I can’t make you love it, but I can make you use it for good, which is the best we can hope for. Of course I’d always rather have the real thing. Who wouldn’t? I don’t Skype my girlfriend when I’m on tour — which I suppose is the telepresence I was thinking of 20 years ago — because I hate it! It makes me feel lonely. It doesn’t make me feel connected. I’d rather know that I’ll see her in two weeks because I can live imaginatively in my head… However there are advantages. The Web is exciting, and it does allow for other possibilities. I hate Facebook because it makes me feel like I’m in a Soviet apartment block. But I like Twitter because I enjoy the formal constraints of the 140 characters to try and Tweet something interesting instead of something banal.

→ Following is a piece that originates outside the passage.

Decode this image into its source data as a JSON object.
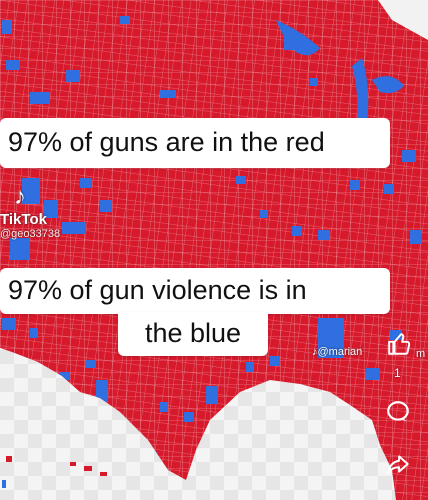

But the thing is: this is our time. We’re living in it. And you can work to change it, but you also have to do your best within it. And I’ve got no time for the sort of cynicism and the handwringing that a lot of writers go in for, as Jonathan Franzen does. This is our time, and there are kids growing up who are digital natives and will know everything about this media. There’s no point telling them it’s rubbish and they shouldn’t be there. What we have to do is work with it.
Jeanette Winterson with Chris Lydon in Boston, March 19, 2012.